Eckhart schreef dat ‘God wordt en ont-wordt’. Hij wordt wanneer hij actief naar buiten treedt en zijn leegte verlaat; hij ont-wordt wanneer hij zich terugtrekt in zijn eigen, ont-ledigde kern. Maar God ‘wordt’ ook, althans in de ogen van de mens, zodra de mens hem in de geschapen wereld herkent en benoemt en eigenschappen toeschrijft; en hij ‘ont-wordt’ zodra de mens zijn opvattingen over God loslaat en hem zijn eigenheid terugschenkt, zonder hem te vervormen naar het beeld van zijn eigen verlangens (zijn eigen liefde die, als ze op die manier op God wordt toegepast, een vorm van eigenliefde is, vermomd als liefde voor God) of naar het beeld van zijn eigen gedachten (zijn eigen verstand, dat een intens, egocentrisch plezier ontleent aan de overtuiging dat het God ‘kent’, ‘zoekt’ of ‘gevonden’ heeft).

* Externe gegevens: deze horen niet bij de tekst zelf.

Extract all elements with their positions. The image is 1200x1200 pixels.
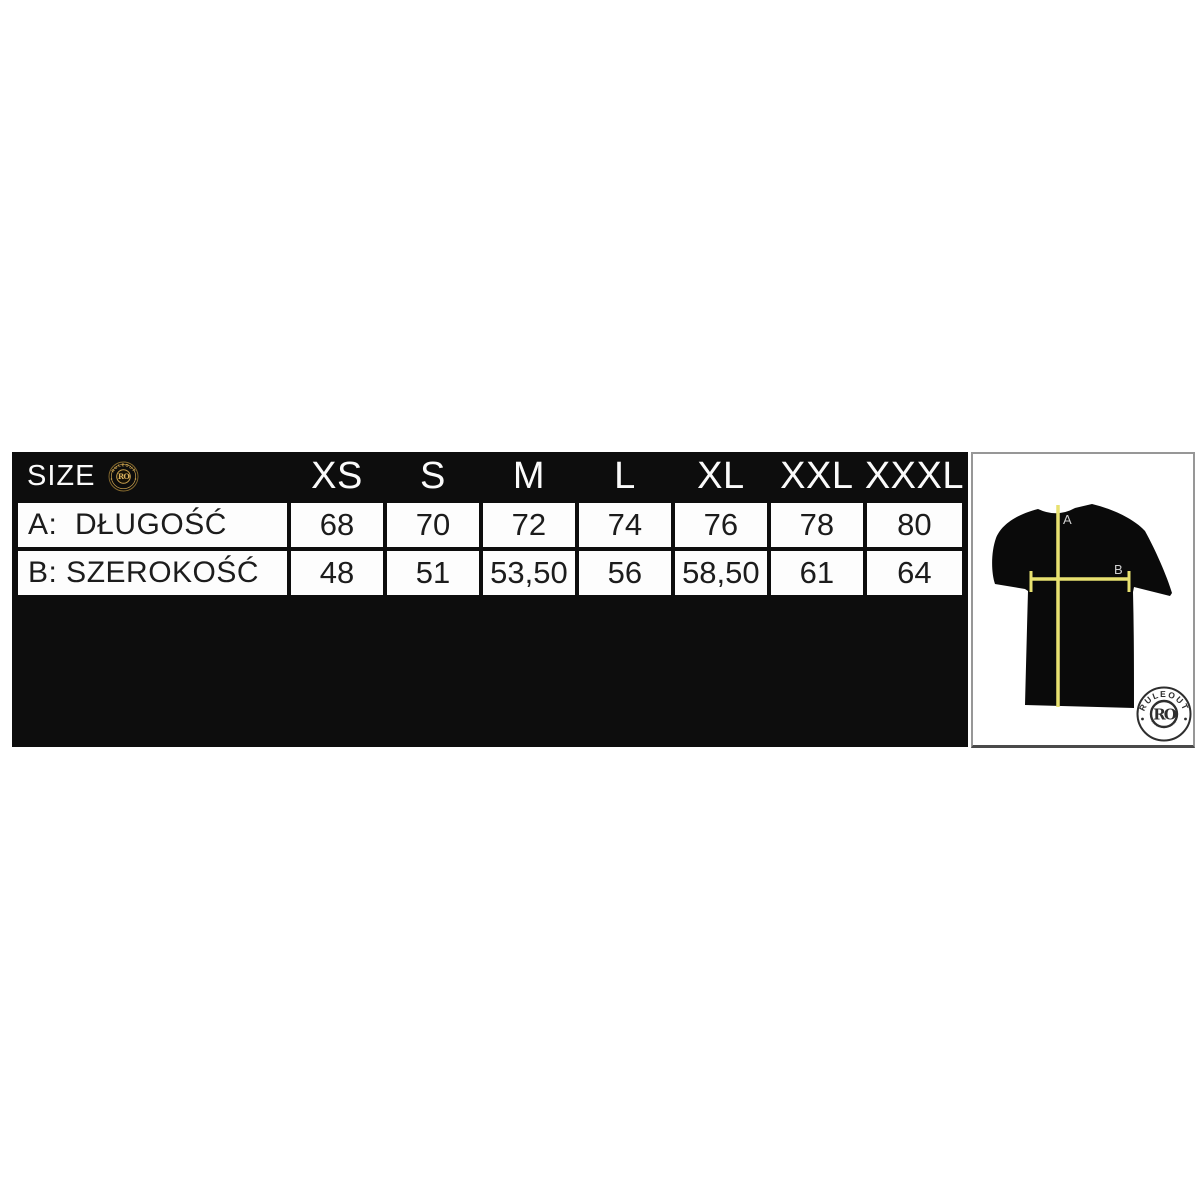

            Pas in dat worden en ont-worden, in dat in- en uitgaan vanuit de kern ontstaat de ware eenheid. Het is een eenheid die de twee bewegingen van in- en uitgaan omvat: het ophouden te verlangen en weer verlangen; het niet-meer-kennen en opnieuw willen kennen, de stilte van het niet-handelen en de drukte van het handelen. Althans, voor de mens. Maar – en dit verdient aandacht – ook dàt proces maakt deel uit van het vinden van de leegte: het is een continu worden en ont-worden, wortelen in de leegte en ontworteld raken, vinden en verliezen, de weg vinden en de weg zoek raken; ook dat proces maakt, net zoals het in- en uitgaan van God, hoe veelvormig het ook is, bekeken vanuit de inwendige eenheid, deel uit van de eenheid.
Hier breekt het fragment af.